The movement of the horse also requires good muscle tone and flexibility. The most obvious muscle regions that benefit from such exercise are the back, buttocks and legs, as well as the ankles, knees and hips. Riding also affects smaller muscles and joints throughout the body as riding is an activity that requires the participation of the entire body. Riders with low‑tone muscle and loose flexibility will work on strengthening and tightening the muscles primarily in the back, neck, buttocks and leg regions. Riders with very high muscle tone work on relaxing the muscle and moving with the gait of the horse. 

The different gaits of the horse can be used to make the student aware of different muscle groups. As the rider learns different riding skills, muscle tone and flexibility are increasingly improved. The flexibility of equine‑assisted therapy enables riders with very different needs to benefit from the same motion while learning the same skills.


Cognitive and Sensory

People with various cognitive and sensory disabilities can be treated with riding.

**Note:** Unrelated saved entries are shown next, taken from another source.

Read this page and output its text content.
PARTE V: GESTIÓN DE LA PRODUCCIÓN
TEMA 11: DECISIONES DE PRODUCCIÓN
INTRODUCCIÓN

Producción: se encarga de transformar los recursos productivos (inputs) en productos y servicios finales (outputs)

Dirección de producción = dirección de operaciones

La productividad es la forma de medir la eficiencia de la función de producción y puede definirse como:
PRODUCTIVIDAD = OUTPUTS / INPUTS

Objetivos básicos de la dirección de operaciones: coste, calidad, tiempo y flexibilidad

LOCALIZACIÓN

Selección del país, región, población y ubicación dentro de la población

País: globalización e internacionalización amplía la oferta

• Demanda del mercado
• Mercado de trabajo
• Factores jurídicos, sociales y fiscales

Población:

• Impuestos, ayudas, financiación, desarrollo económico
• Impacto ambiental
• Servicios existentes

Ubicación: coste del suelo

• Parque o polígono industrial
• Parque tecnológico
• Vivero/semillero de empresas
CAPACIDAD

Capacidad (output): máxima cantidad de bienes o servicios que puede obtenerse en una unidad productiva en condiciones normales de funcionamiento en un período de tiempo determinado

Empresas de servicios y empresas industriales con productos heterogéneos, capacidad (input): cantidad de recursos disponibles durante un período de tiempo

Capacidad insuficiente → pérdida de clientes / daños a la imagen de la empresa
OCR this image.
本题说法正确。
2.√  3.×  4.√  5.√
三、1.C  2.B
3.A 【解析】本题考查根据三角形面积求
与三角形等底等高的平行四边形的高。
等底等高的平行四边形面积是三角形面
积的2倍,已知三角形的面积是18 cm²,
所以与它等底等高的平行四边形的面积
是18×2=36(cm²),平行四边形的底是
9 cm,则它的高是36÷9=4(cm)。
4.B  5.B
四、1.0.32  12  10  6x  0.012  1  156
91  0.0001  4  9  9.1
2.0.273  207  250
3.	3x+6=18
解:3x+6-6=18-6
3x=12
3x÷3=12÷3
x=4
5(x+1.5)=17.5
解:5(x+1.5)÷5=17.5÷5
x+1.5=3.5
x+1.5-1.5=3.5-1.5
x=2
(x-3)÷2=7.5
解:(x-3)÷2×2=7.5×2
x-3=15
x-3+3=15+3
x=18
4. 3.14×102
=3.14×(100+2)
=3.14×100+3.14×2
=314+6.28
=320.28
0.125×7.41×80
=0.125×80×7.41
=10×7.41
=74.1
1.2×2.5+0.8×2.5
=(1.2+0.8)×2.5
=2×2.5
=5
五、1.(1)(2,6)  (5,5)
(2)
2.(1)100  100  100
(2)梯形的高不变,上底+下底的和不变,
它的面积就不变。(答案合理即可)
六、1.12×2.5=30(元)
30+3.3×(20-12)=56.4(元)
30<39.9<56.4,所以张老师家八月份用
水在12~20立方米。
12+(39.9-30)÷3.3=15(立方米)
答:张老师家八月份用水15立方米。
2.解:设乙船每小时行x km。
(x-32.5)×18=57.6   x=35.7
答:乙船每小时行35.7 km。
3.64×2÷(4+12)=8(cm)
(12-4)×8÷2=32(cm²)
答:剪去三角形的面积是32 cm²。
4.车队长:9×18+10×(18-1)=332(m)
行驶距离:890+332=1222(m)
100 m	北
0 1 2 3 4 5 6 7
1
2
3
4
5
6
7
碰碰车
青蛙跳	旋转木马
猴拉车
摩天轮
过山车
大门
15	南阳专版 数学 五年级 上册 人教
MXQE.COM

Some such disorders include: mental retardation, autism, brain damage, Down Syndrome, developmental disorders, ADD/ADHD, dyslexia, learning disabilities etc. Riding requires attention, reasoning skills and memory. Because therapy and riding both build knowledge as time progresses, simple tasks grow into complex skills that provide the rider with intellectual stimulation. Riding incorporates a lot of information into a fairly small amount of time. In a session (which varies depending on the student and the program) an individual is asked to both interpret sensory information they are receiving from the horse, instructor, environment, etc., and use this information in a manner that is appropriate for learning riding skills. The motion, feel, smell, sound and sight of a horse is a lot to absorb; however, lessons can be simplified to focus only on this sensory information, giving the student time to process this information. Higher‑functioning riders can use riding skills and tasks given by instructors to help integrate this sensory information in a way that makes sense to the individual student. Riding is both relaxing and demanding for students of all cognitive abilities, depending on the focus of the lesson. (See Equine‑Facilitated Mental Health Association ‑ EFMHA ‑ a section of PATH International, Inc. (Professional Association of Therapeutic Horsemanship, Inc.) 

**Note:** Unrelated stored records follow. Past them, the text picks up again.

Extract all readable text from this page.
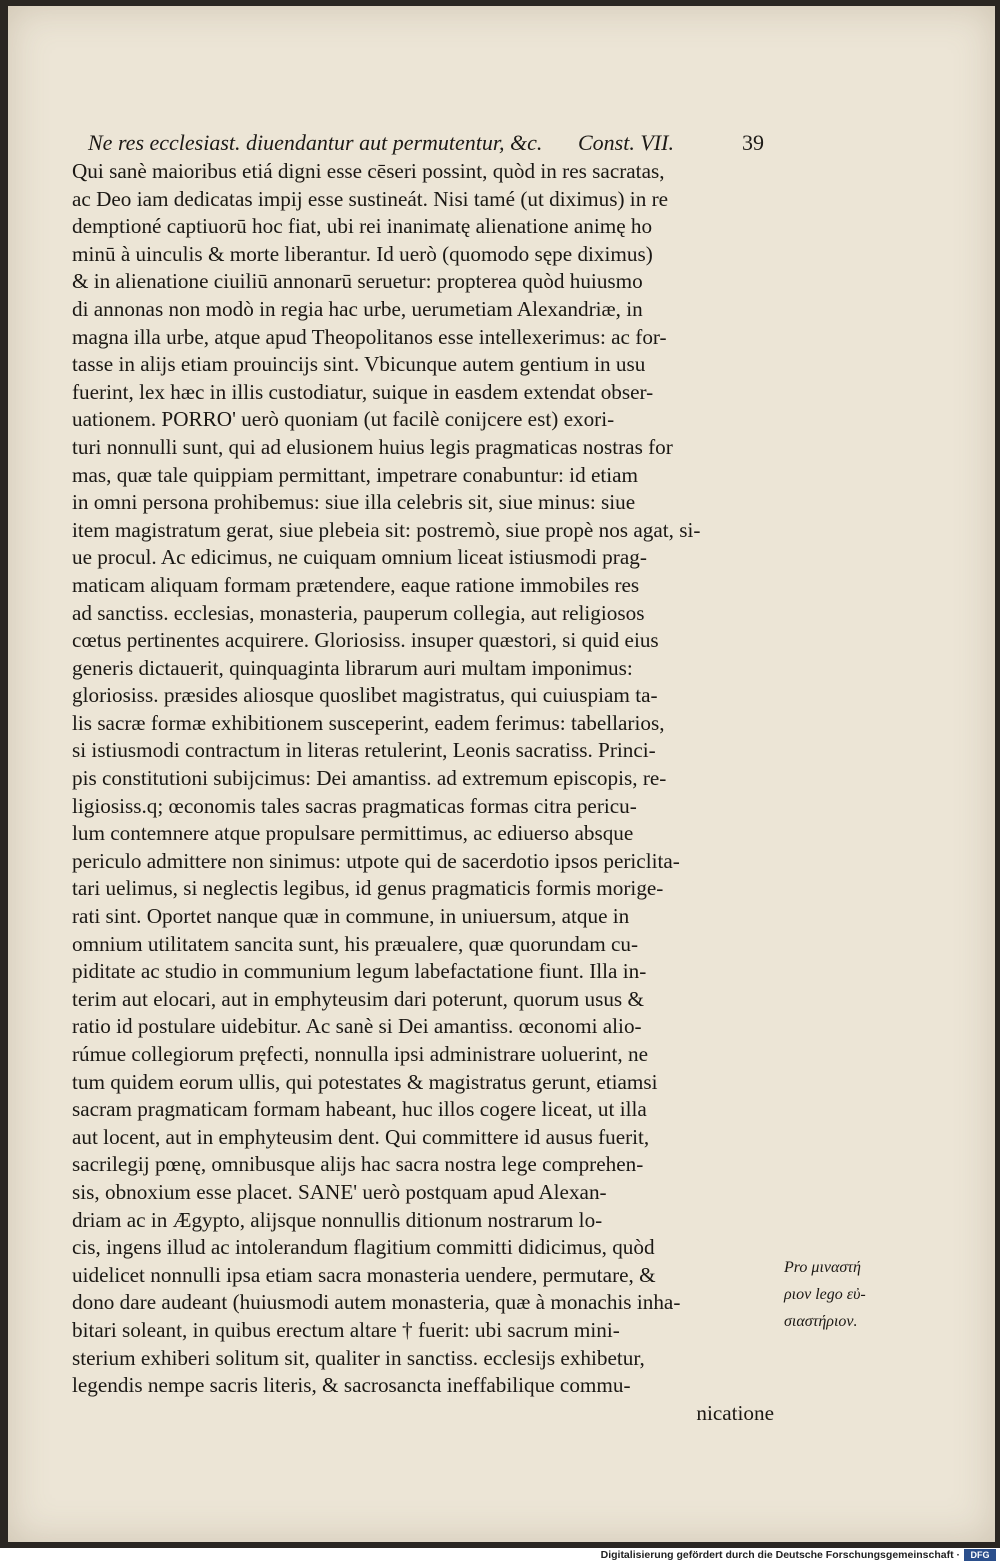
Ne res ecclesiast. diuendantur aut permutentur, &c. Const. VII.	39
Qui sanè maioribus etiá digni esse cēseri possint, quòd in res sacratas,
ac Deo iam dedicatas impij esse sustineát. Nisi tamé (ut diximus) in re
demptioné captiuorū hoc fiat, ubi rei inanimatę alienatione animę ho
minū à uinculis & morte liberantur. Id uerò (quomodo sępe diximus)
& in alienatione ciuiliū annonarū seruetur: propterea quòd huiusmo
di annonas non modò in regia hac urbe, uerumetiam Alexandriæ, in
magna illa urbe, atque apud Theopolitanos esse intellexerimus: ac for-
tasse in alijs etiam prouincijs sint. Vbicunque autem gentium in usu
fuerint, lex hæc in illis custodiatur, suique in easdem extendat obser-
uationem. PORRO' uerò quoniam (ut facilè conijcere est) exori-
turi nonnulli sunt, qui ad elusionem huius legis pragmaticas nostras for
mas, quæ tale quippiam permittant, impetrare conabuntur: id etiam
in omni persona prohibemus: siue illa celebris sit, siue minus: siue
item magistratum gerat, siue plebeia sit: postremò, siue propè nos agat, si-
ue procul. Ac edicimus, ne cuiquam omnium liceat istiusmodi prag-
maticam aliquam formam prætendere, eaque ratione immobiles res
ad sanctiss. ecclesias, monasteria, pauperum collegia, aut religiosos
cœtus pertinentes acquirere. Gloriosiss. insuper quæstori, si quid eius
generis dictauerit, quinquaginta librarum auri multam imponimus:
gloriosiss. præsides aliosque quoslibet magistratus, qui cuiuspiam ta-
lis sacræ formæ exhibitionem susceperint, eadem ferimus: tabellarios,
si istiusmodi contractum in literas retulerint, Leonis sacratiss. Princi-
pis constitutioni subijcimus: Dei amantiss. ad extremum episcopis, re-
ligiosiss.q; œconomis tales sacras pragmaticas formas citra pericu-
lum contemnere atque propulsare permittimus, ac ediuerso absque
periculo admittere non sinimus: utpote qui de sacerdotio ipsos periclita-
tari uelimus, si neglectis legibus, id genus pragmaticis formis morige-
rati sint. Oportet nanque quæ in commune, in uniuersum, atque in
omnium utilitatem sancita sunt, his præualere, quæ quorundam cu-
piditate ac studio in communium legum labefactatione fiunt. Illa in-
terim aut elocari, aut in emphyteusim dari poterunt, quorum usus &
ratio id postulare uidebitur. Ac sanè si Dei amantiss. œconomi alio-
rúmue collegiorum pręfecti, nonnulla ipsi administrare uoluerint, ne
tum quidem eorum ullis, qui potestates & magistratus gerunt, etiamsi
sacram pragmaticam formam habeant, huc illos cogere liceat, ut illa
aut locent, aut in emphyteusim dent. Qui committere id ausus fuerit,
sacrilegij pœnę, omnibusque alijs hac sacra nostra lege comprehen-
sis, obnoxium esse placet. SANE' uerò postquam apud Alexan-
driam ac in Ægypto, alijsque nonnullis ditionum nostrarum lo-
cis, ingens illud ac intolerandum flagitium committi didicimus, quòd
uidelicet nonnulli ipsa etiam sacra monasteria uendere, permutare, &
dono dare audeant (huiusmodi autem monasteria, quæ à monachis inha-
bitari soleant, in quibus erectum altare † fuerit: ubi sacrum mini-
sterium exhiberi solitum sit, qualiter in sanctiss. ecclesijs exhibetur,
legendis nempe sacris literis, & sacrosancta ineffabilique commu-
nicatione
Pro μιναστή
ριον lego εὐ-
σιαστήριον.
Digitalisierung gefördert durch die Deutsche Forschungsgemeinschaft ·	DFG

Emotional, Social and Psychological

Individuals with emotional, social and psychological disabilities all benefit in similar ways. Riding helps the student interact with others and to form meaningful relationships with horses and people. Building a relationship with an animal is very rewarding in many aspects; for a person with an emotional, social or psychological disability, the trust and loyalty an animal shows for people demonstrates to the student how important these attributes are in personal relationships. Horses also help people feel in control of their situation because there is a direct correlation between action and reaction. To learn how to care for and ride a horse, a student must also be able to communicate efficiently with the horse and the instructor. In this way, riding is a very social activity, but is less daunting to people who are uncomfortable in social situations. These aspects of the riding experience are very similar to most of animal‑assisted therapy. However, the experience of riding a horse is very different. Riding helps to empower people and enables them to connect on a personal level. The sometimes unpredictable nature of animals and situations also creates a real‑life environment in which students will be able to confront fears and make adjustments to situations beyond their control.